The National Hellenic Society (NHS), a progressive, leading community organization, organized a teleconference titled Church and Community, a Historical Review last Thursday afternoon, in which I also participated.
His Eminence Metropolitan Gerasimos of San Francisco and professor and historian Alexander Kitroeff also took part.
It was a constructive, substantive discussion, in which many issues were raised that could form the basis for further study and finding solutions to the issues of our Community.
As the discussion took place in English, I considered it appropriate to convey some of the key points I made for the Greek edition, and also spotlight them for our English website.
The video is available on the Internet for those who are interested.
I first noted that the National Herald (“NH”) was founded in 1915 – 11 years before the Archdiocese was established in 1921 – and in fact played an important role in the latter’s establishment.
During what is known in modern Greek history as ‘the Great Division,’ (between the NH which supported Eleftherios Venizelos and the Atlantis newspaper which supported King Constantine), the two newspapers had substantial reasons for preferring different candidates for the first Archbishop of America.
In fact, the founder of the NH, Petros Tatanis, left the Cathedral of the Holy Trinity on Manhattan’s Upper East Side and founded the Church of St. Eleftherios on the West Side, named for Venizelos, the Ethnarch.
There is no doubt, I continued, that our Church is the backbone of the Greek-American community. That is why the NH devotes more space to covering Church-related news than any other expatriate issue.
The Church and the NH have a parallel mission and a parallel course.
In my 40 years as Publisher-Editor, we have often disagreed – sometimes strongly – with several Archbishops.
Our disagreements were over matters of administration, the Church’s priorities, and especially, the identity of the Archdiocese.
We expected more, I said, from the late Archbishop Iakovos, because … he was the gifted Iakovos. He could have accomplished more.
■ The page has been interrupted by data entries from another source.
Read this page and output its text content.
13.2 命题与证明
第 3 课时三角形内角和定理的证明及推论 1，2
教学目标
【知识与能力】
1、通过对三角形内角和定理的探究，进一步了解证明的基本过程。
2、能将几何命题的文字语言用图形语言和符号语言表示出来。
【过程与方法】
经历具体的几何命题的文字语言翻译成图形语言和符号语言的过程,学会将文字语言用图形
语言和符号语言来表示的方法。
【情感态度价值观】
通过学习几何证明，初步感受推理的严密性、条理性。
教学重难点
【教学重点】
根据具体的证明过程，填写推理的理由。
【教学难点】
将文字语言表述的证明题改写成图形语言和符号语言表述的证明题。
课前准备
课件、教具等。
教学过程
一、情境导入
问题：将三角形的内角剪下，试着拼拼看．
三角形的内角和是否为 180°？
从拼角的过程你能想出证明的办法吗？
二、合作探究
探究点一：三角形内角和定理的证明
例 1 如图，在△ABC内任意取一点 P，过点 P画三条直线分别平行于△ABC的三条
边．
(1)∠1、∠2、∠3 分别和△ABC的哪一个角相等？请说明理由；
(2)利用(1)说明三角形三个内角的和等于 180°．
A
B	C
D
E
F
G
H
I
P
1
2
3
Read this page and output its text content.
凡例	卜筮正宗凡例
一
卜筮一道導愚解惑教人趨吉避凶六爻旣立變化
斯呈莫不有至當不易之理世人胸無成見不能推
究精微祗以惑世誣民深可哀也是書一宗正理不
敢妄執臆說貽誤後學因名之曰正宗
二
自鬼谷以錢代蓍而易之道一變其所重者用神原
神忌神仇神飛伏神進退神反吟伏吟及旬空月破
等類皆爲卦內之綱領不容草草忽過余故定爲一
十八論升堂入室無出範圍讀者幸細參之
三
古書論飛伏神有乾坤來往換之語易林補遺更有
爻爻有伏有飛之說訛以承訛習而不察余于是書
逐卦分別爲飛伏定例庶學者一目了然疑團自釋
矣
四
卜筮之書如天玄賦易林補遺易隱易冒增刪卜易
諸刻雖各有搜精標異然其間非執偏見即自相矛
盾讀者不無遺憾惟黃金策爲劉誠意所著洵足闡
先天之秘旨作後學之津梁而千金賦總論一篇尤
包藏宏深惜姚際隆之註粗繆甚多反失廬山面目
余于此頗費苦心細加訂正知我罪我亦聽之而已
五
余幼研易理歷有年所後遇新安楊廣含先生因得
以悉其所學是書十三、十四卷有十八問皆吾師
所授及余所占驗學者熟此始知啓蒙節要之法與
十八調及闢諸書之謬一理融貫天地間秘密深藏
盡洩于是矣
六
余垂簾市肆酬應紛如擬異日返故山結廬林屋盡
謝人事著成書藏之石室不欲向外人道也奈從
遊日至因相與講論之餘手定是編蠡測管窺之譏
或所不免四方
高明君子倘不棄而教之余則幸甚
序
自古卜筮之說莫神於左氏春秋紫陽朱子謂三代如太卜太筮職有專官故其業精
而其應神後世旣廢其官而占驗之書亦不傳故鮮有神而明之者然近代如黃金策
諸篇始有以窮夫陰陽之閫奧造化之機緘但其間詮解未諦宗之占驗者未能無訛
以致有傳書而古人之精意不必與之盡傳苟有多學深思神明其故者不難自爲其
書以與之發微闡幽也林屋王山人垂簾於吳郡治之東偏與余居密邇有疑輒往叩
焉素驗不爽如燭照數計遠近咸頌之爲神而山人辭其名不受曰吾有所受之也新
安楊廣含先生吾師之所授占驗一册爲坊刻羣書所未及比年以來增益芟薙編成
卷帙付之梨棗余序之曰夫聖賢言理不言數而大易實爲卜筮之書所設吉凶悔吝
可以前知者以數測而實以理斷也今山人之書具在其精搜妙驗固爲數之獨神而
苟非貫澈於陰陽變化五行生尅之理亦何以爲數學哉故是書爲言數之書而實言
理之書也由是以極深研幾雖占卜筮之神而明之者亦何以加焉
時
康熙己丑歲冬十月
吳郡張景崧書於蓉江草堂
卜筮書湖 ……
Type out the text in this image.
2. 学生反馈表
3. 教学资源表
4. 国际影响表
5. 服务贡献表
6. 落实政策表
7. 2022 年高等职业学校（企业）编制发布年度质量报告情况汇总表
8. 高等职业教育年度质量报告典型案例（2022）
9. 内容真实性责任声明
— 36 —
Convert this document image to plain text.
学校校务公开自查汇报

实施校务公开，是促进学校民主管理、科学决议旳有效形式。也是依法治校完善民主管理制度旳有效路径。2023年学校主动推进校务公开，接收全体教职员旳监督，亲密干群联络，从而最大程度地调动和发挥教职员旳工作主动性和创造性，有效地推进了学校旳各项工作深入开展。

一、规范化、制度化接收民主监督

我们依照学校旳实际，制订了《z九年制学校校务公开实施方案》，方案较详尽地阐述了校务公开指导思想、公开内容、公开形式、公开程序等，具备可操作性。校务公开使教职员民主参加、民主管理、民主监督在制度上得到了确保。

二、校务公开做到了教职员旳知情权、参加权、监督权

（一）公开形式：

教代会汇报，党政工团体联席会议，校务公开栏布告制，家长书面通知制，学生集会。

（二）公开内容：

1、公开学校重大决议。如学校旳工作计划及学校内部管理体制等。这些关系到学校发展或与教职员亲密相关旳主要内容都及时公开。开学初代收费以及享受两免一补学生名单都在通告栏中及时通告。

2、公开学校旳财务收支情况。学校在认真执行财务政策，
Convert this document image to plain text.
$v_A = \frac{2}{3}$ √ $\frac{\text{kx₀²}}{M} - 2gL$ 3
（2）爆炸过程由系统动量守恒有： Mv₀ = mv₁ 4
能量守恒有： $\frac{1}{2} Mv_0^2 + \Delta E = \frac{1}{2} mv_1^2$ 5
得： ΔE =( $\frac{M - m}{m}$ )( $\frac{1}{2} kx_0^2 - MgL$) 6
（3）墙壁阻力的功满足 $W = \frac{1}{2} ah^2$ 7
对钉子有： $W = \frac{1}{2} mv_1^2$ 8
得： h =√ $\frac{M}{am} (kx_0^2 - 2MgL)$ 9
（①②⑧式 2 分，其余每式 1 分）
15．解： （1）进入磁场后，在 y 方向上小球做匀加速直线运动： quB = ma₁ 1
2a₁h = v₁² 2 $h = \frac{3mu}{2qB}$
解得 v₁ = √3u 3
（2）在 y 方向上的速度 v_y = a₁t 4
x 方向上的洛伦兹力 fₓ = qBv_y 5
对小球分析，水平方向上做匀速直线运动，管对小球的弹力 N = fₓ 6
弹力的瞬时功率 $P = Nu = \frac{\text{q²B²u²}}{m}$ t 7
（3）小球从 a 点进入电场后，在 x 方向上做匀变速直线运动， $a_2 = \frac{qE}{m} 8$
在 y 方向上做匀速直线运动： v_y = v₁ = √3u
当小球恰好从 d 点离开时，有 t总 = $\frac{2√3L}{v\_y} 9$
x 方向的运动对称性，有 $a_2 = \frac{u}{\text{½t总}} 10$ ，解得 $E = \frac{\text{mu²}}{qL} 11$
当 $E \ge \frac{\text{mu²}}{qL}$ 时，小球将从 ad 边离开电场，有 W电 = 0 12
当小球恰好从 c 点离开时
After Iakovos, the Archdiocese suffered a dangerous decline. This lasted until a year ago when Archbishop Elpidophoros took over and changed its course.
We do not pretend to be infallible, but the truth is that we warned (many times and for a long time) that the Archdiocese was headed towards a dead end. We could see it coming.
It finally escaped bankruptcy at the last minute.
Look, it is obvious that there is a subterranean struggle for the identity of the Church.
For decades it was undoubtedly a Greek church of immigrants. Over the years, those born here, our children, have become the majority of the members and leadership of the Church.
No problem there.
The struggle that is taking place, however – often without purpose or even discernment – is over the identity of the Church.
What are we? What language do we speak? What is our mission?
The main mission of our Church is, of course, religious.
At the same time, however, it is the Greek Orthodox Church in America.
Therefore, in parallel with religion, shouldn't it also teach culture, history, and the Greek language?
But I would say that this struggle or dilemma is wrongly put, representing a false choice.
Why can’t it be simply what it is: the Greek Orthodox Archdiocese of America, in which both languages are used?
And why not create the right climate for it?
Why not openly promote this role?
But this presupposes that our priests also know Greek. And why not?
Why would anyone want to serve in the Greek Church without knowing Greek? Especially today when technology and globalization make such an approach flexible, easy and necessary? Especially now that the Theological School has the support of Greece?
Until the mission of the Church is fully clarified, it will not be able to go as far as it can.
We are putting our hope in Archbishop Elpidophoros.